There is no evidence it was impracticable or impossible for the claimant to comply with these rules. How could it be impracticable or impossible to submit evidence which is in the possession of the claimant at the time of submission to the Commission?

The majority indicates Ark. Stat. Ann. § 81-1326 authorizes the Commission to reconsider or rehear this claim. The precise words of this section allow reconsideration of “any compensation order, award or decision”, and after such reconsideration, the Commission “may make an order or award terminating, continuing, decreasing, or increasing for the future the compensation previously awarded.” Nowhere in this enumeration is the Commission given the power to *947reconsider or review a denial of benefits. Statutes which enumerate or list powers are limited in interpretation to these precise functions. The precise designation of these powers creates a presumption the Legislature intended no other power or right to be included. Cook v. Ark-Mo Power Corp, 209 Ark. 750, 192 S.W. 2d 210 (1946). Furthermore, there is a basic difference in the thrust of this statute and that now being given by the majority. The reconsideration of awards for the purpose of either terminating, continuing, decreasing or increasing an order or award deals with claims which have been deemed compensable. This statute is designed to create some flexibility with regard to an injured worker’s changing physical status.

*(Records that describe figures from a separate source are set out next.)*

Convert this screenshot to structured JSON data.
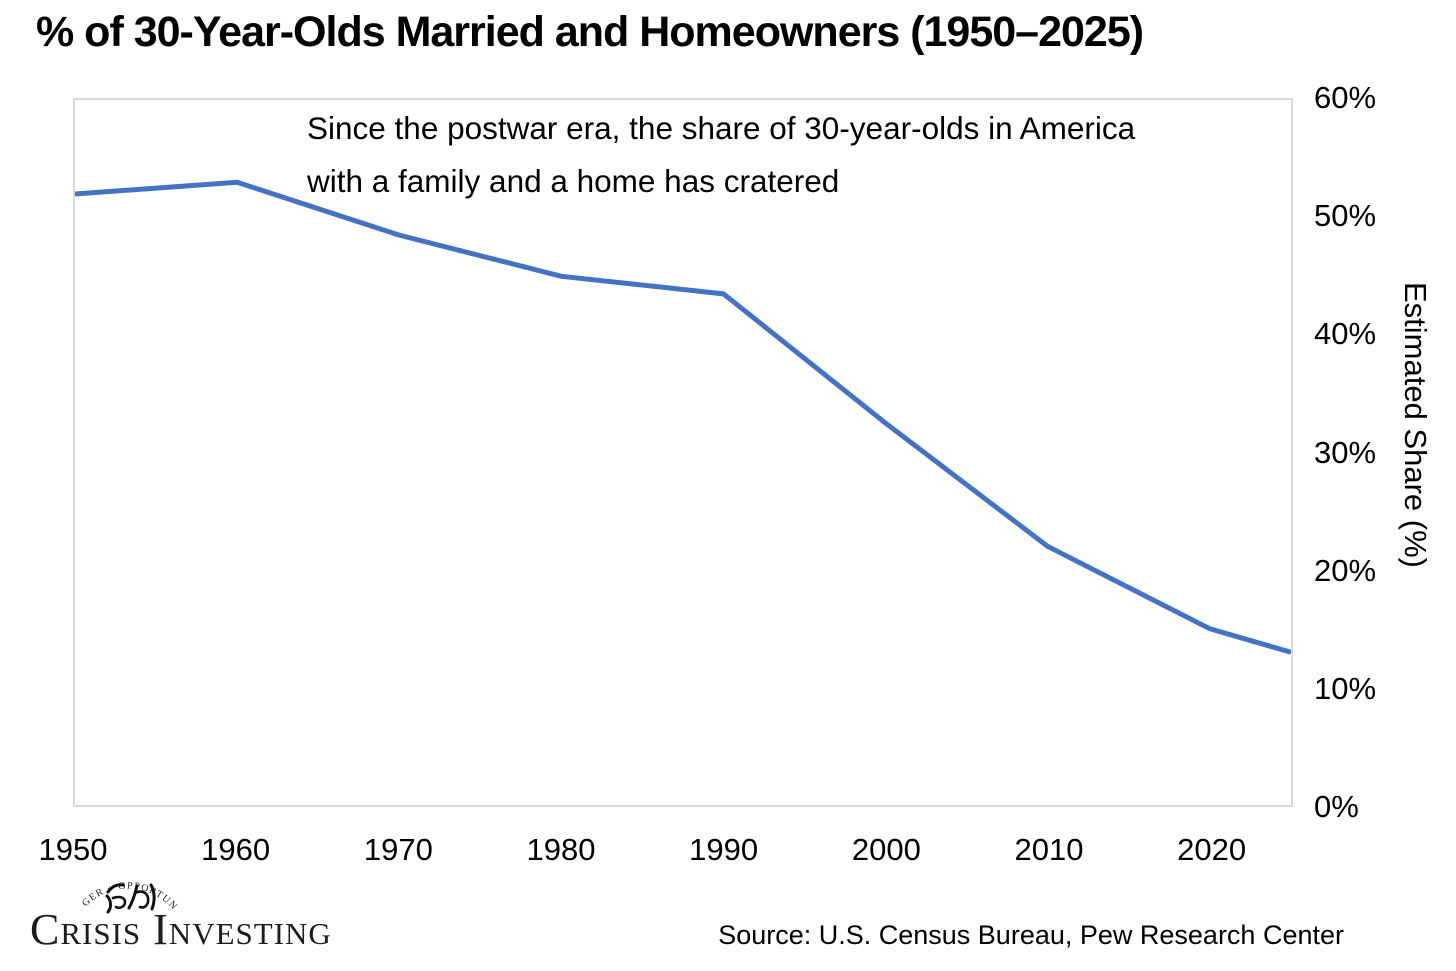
{
  "header": {
    "title": "% of 30-Year-Olds Married and Homeowners (1950–2025)"
  },
  "chart_data": {
    "type": "line",
    "title": "% of 30-Year-Olds Married and Homeowners (1950–2025)",
    "annotation": "Since the postwar era, the share of 30-year-olds in America with a family and a home has cratered",
    "annotation_line1": "Since the postwar era, the share of 30-year-olds in America",
    "annotation_line2": "with a family and a home has cratered",
    "x": [
      1950,
      1960,
      1970,
      1980,
      1990,
      2000,
      2010,
      2020,
      2025
    ],
    "values": [
      52,
      53,
      48.5,
      45,
      43.5,
      32.5,
      22,
      15,
      13
    ],
    "xlabel": "",
    "ylabel": "Estimated Share (%)",
    "xlim": [
      1950,
      2025
    ],
    "ylim": [
      0,
      60
    ],
    "ytick_step": 10,
    "yticks": [
      "0%",
      "10%",
      "20%",
      "30%",
      "40%",
      "50%",
      "60%"
    ],
    "xticks": [
      "1950",
      "1960",
      "1970",
      "1980",
      "1990",
      "2000",
      "2010",
      "2020"
    ],
    "grid": false,
    "legend": "none",
    "line_color": "#4472C4",
    "plot_border_color": "#d9d9d9"
  },
  "footer": {
    "logo_arc_text": "DANGER + OPPORTUNITY",
    "logo_chinese_characters": "危机",
    "logo_text": "Crisis Investing",
    "source": "Source: U.S. Census Bureau, Pew Research Center"
  }
}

This section empowers the Commission to reevaluate a claimant’s condition or progress. If his condition has deteriorated to the point he is permanently and totally disabled, the Commission by its own motion or on that of an interested party may reconsider the previous award and may increase the award. This statute was not designed, nor does it envision, a constant application for reconsideration by claimants who have been denied benefits. Litigation must terminate at some point.

I would deny a rehearing in this case. No new evidence is presented. This is not even a situation when due diligence could have produced the evidence. It was already in the possession of the claimant’s attorney. Therefore, I respectfully dissent.